I have discussed holidays a few times on this blog, mostly in relation to how our American holidays and celebrations can have negative effects on non-practicing students, families, and community members. This time, things are a little different.

The Muslim holy month of Ramadan began on Monday, May 6th of this year. That means that practicing students around the world have been fasting from food during the day (if they choose) and fasting from music, song, and dance (also a choice which is up to the family). From my own observations and stories from across the country, I can see that our school systems were ill prepared for this holiday. Leadership, at many levels, failed to prepare spaces for fasting students to go during lunch as an alternate to sitting in the lunchroom. Prayer spaces, which normally facilitate a small number of students, suddenly became too small for students who observe a stricter schedule during the holy month. Worst yet, Eid al-Fitr, commonly known as Eid, falls on finals for many schools and universities, according to the Cornell Daily Sun.

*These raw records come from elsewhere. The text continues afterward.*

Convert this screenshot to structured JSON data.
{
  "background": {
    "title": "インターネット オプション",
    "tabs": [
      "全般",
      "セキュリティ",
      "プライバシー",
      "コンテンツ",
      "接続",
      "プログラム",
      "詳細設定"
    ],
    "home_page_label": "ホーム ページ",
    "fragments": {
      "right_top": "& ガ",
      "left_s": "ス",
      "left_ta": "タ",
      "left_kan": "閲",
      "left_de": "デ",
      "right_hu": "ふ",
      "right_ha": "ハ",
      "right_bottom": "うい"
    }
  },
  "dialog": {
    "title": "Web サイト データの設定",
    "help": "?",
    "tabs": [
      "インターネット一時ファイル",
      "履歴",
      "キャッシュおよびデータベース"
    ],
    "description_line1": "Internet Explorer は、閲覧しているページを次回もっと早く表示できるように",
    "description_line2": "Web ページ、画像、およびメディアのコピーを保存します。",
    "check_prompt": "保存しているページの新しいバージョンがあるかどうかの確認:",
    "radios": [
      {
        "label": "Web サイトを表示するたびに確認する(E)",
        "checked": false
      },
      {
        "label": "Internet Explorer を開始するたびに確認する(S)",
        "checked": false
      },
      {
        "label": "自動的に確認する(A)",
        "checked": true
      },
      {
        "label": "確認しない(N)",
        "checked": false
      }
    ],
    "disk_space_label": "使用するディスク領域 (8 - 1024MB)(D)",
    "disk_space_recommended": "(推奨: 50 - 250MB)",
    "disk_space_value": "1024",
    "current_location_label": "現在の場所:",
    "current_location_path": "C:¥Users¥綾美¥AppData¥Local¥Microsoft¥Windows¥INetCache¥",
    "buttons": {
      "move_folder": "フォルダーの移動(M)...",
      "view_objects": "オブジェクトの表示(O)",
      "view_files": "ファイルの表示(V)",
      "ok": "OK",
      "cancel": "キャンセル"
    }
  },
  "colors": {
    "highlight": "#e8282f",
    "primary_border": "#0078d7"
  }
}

Now, practicing students will either need to take their finals early, or risk their grades by waking up hours earlier than usual for both prayer and mealtime and being hungry and tired during what is considered the most important test of the year.

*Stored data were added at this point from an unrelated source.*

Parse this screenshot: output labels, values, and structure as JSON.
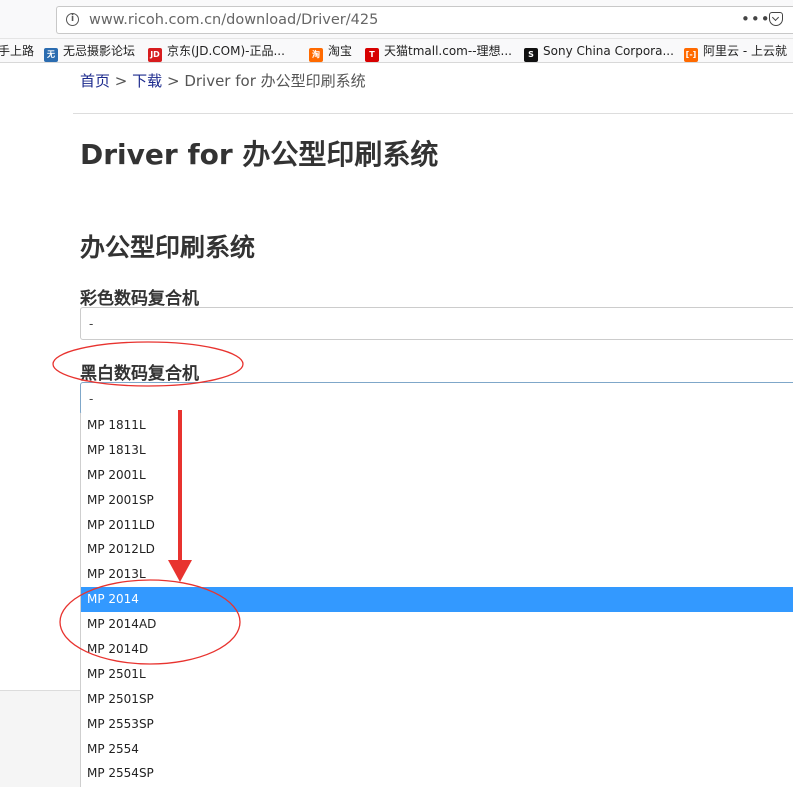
{
  "browser": {
    "url": "www.ricoh.com.cn/download/Driver/425",
    "more_icon": "more-actions-icon",
    "pocket_icon": "pocket-icon",
    "bookmarks": [
      {
        "label": "手上路",
        "icon": "bookmark-favicon",
        "color": ""
      },
      {
        "label": "无忌摄影论坛",
        "icon": "wuji-favicon",
        "color": "#2b6cb0"
      },
      {
        "label": "京东(JD.COM)-正品...",
        "icon": "jd-favicon",
        "color": "#d71c1e"
      },
      {
        "label": "淘宝",
        "icon": "taobao-favicon",
        "color": "#ff6a00"
      },
      {
        "label": "天猫tmall.com--理想...",
        "icon": "tmall-favicon",
        "color": "#d70000"
      },
      {
        "label": "Sony China Corpora...",
        "icon": "sony-favicon",
        "color": "#111111"
      },
      {
        "label": "阿里云 - 上云就",
        "icon": "aliyun-favicon",
        "color": "#ff6a00"
      }
    ]
  },
  "breadcrumb": {
    "home": "首页",
    "sep1": ">",
    "download": "下载",
    "sep2": ">",
    "current": "Driver for 办公型印刷系统"
  },
  "page_title": "Driver for 办公型印刷系统",
  "section_title": "办公型印刷系统",
  "color_mfp": {
    "label": "彩色数码复合机",
    "value": "-"
  },
  "bw_mfp": {
    "label": "黑白数码复合机",
    "value": "-",
    "options": [
      "MP 1811L",
      "MP 1813L",
      "MP 2001L",
      "MP 2001SP",
      "MP 2011LD",
      "MP 2012LD",
      "MP 2013L",
      "MP 2014",
      "MP 2014AD",
      "MP 2014D",
      "MP 2501L",
      "MP 2501SP",
      "MP 2553SP",
      "MP 2554",
      "MP 2554SP"
    ],
    "selected": "MP 2014"
  },
  "colors": {
    "link": "#1d2b8e",
    "selection": "#3399ff",
    "annotation": "#e8332f"
  }
}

This is a failure on many levels. In fact, it may even be a failure by law. According to the National School Board Association’s publication on legal rights and responsibilities of school districts regarding religion, the establishment clause of the first amendment can be invoked:

 “when a person claims the law burdens or makes observing his or her religion more difficult.”

By asking that the students self report and advocate, especially students who are too young to do so effectively and parents who are non-native English speakers, undue burden is being placed on students and families.

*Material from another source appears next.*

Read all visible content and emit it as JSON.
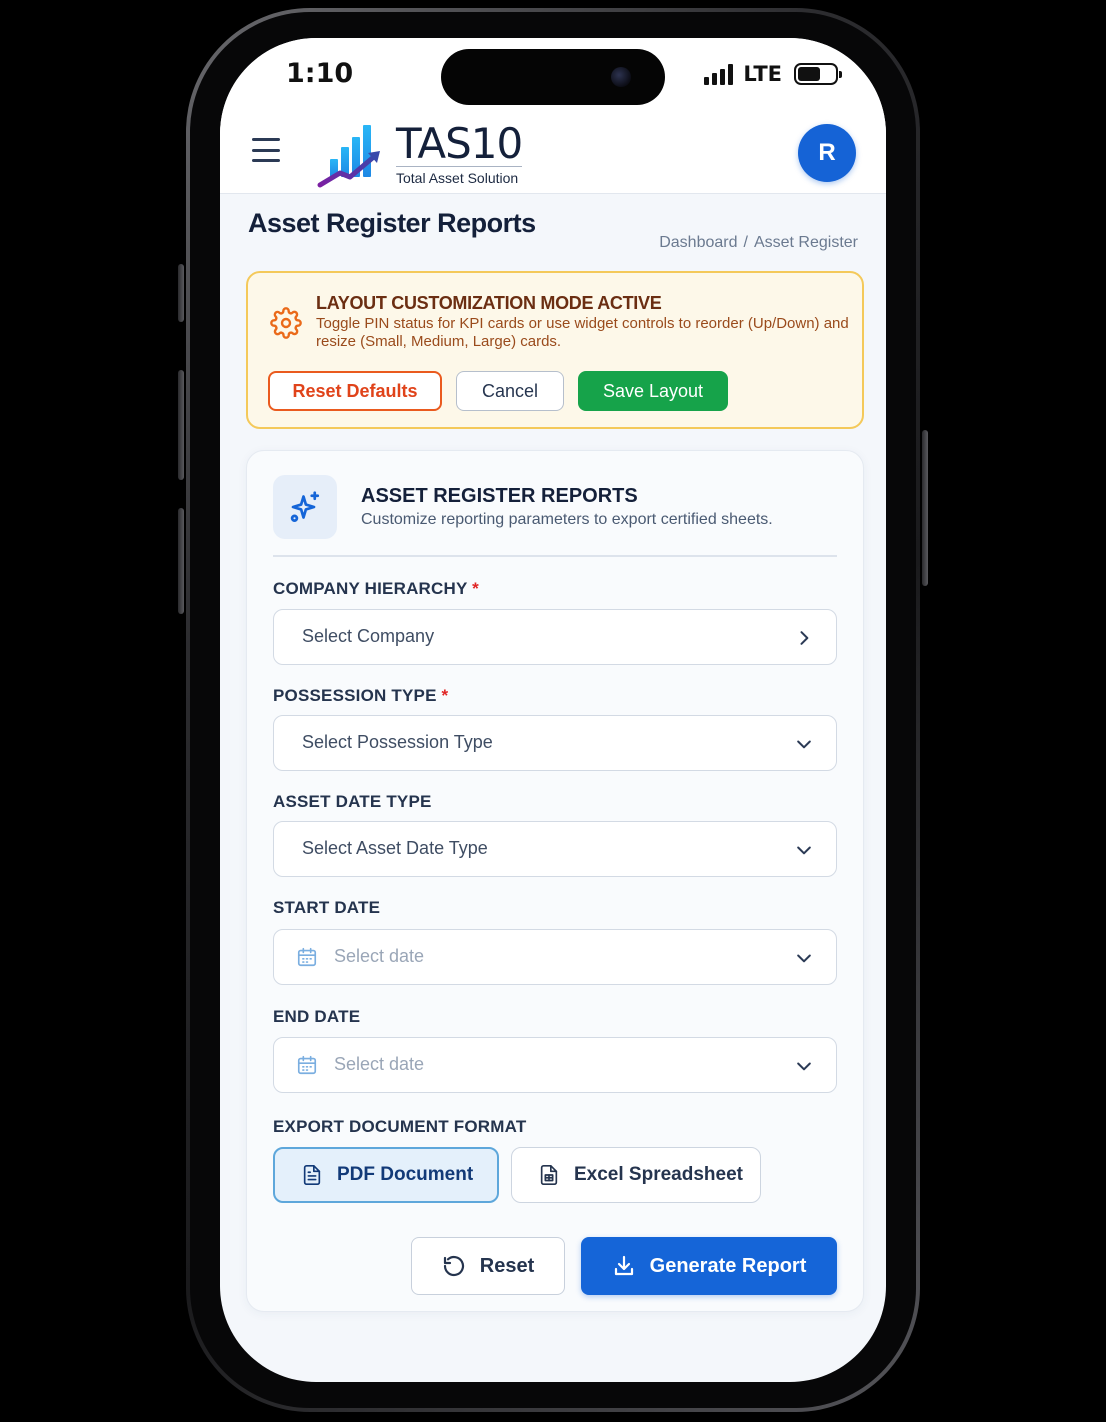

So, what could have been done? A few things:

  1. Buy a calendar – It’s not difficult to plan ahead, especially in places with greater populations of students practicing other religions. Students and Families are not asking for days, but finals could have easily been shifted.
  2. Have a plan – Make sure all staff are aware of the upcoming holidays of all students and give opportunities to learn more about them. 
  3. Don’t make excuses – It’s lazy. We all need to get better. Avoiding the recognition of mistakes doesn’t offer any opportunities for growth nor does it help foster relationships. 
A simple Google search told me when Ramadan occurs next year. 

If we can take a “winter” break every year and get the Friday before Easter off, then the least we can do is plan ahead.